“I’m hearing Trump is running the country like an organized crime person,” a friend told me the other night at dinner.
This friend is an independent voter-type who was clearly parroting what he has been hearing on networks like CNN and MSNBC.
Many conservatives don’t listen to these networks, so they miss the “narratives” being pushed on the public.
Millions are brainwashed with such claims, a key reason the country is so divided.
In the past, the media have pressed narratives like “Trump is crazy” or “Trump is racist.”
During this year a new narrative emerged: Trump is an organized crime figure, Don Corleone in the flesh.
The media echo chamber drums it on a daily basis.
Having known Donald Trump for a long time, the idea is laughable to me.
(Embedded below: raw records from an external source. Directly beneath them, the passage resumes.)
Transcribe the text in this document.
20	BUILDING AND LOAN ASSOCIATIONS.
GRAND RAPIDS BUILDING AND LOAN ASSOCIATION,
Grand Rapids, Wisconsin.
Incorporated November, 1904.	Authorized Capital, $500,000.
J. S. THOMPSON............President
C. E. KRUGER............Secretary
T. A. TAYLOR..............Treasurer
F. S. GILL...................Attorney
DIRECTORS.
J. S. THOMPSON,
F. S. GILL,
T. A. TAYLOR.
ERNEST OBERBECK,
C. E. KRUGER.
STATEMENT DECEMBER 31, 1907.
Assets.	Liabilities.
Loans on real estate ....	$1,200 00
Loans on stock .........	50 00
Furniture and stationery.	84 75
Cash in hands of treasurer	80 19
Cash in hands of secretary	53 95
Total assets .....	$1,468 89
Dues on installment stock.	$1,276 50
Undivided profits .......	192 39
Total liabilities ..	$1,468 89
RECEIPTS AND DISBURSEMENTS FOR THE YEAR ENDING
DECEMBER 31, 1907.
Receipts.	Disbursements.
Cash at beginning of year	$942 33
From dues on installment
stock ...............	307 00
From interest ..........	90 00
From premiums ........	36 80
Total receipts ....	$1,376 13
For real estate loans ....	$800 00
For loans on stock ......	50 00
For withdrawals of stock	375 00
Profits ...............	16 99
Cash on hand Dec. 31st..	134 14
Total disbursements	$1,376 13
Here, for example, is just one CNN headline: “Comey Is Exactly Right About Trump Being Like a Mob Boss.”
And top-rated CNN host Chris Cuomo says the president has a “mob boss mentality.”
Washington Post commentator Jonathan Capehart, usually fair-minded, started one column: “My rule of thumb for months now has been to not think of the Trump White House as a presidency, but to think of it as a crime family like ‘The Godfather’ and President Trump as a mob boss.”
His evidence? He cites another Washington Post column making the same claim.
The Washington Post apparently likes the narrative. (A Bezos friend asked me recently why the president hates him so much. I told him that Bezos should read his newspaper.)
Here’s another Post opinion piece published in November: “Trump Borrows His Rhetoric — and His View of Power — from the Mob.”
So what’s evidence for this hysteria?
The Post columnist tells us: “Trump also admires mobsters’ no-nonsense language and bias for action; he cites ‘The Godfather’ and ‘Goodfellas’ among his favorite movies.”
I deplore the mafia, but like millions of Americans I think these were great movies too.
Over many years of speaking privately with the president, in the most unguarded of moments, I don’t recall him ever referencing either movie.
In fact, I don’t remember him making a positive reference about the mafia, identifying himself in any way with mafiosos, or showing any admiration for them.
If he emulates guys in movies, I think he sees himself as more John Wayne in “The Man Who Shot Liberty Valance” or George C. Scott in “Patton.”
Trump does value strength. And loyalty.
But I don’t see the president’s view here as too different than other business and political figures I have known that value the same.
The president does like to vent against critics and old enemies.
Much of it can be over-the-top. He would rise higher in the polls if he kept such resentments to himself.
But that’s not Trump. He likes the shtick.
Remember that more than half of the senior staff in the White House and the Cabinet have, at one time or another, said critical things about the president.
Is this the government of a mafia don?
While creating fiction, the media, in their blind hatred, don’t share the real Donald Trump.
For instance, when U.S. college student Amanda Knox was jailed in Italy on trumped-up murder charges, citizen Donald Trump made her case a cause, taking to the airwaves calling for her release.
I know because he talked to me often about the case and urged me to cover it on Newsmax.
I sensed he really felt the injustice of it.
Hardly behavior of a mafia don.
Or what about after 9/11?
When most folks in New York were evacuating the city, Trump raced down to the site of the World Trade Center in the aftermath of the attacks.
He asked Trump Organization staff to join him and help first responders.
As others fled to safety, Trump ran to danger. I talked to people that were at Ground Zero and saw him up close.
Is this mobster behavior?
In New York City, often when a police officer was shot or killed, Donald Trump was on the phone to NYPD officials, offering to send checks to the families. Big money, too.
And he always insisted on no publicity. (I was told this by former New York Police officials.)
Somehow I can’t see Don Corleone or Henry Hill doing the same for fallen cops.
OK, so I give you permission big media. Accuse Trump of many things, but admit he isn’t a mafia man.
Because if he really was, you wouldn’t be talking.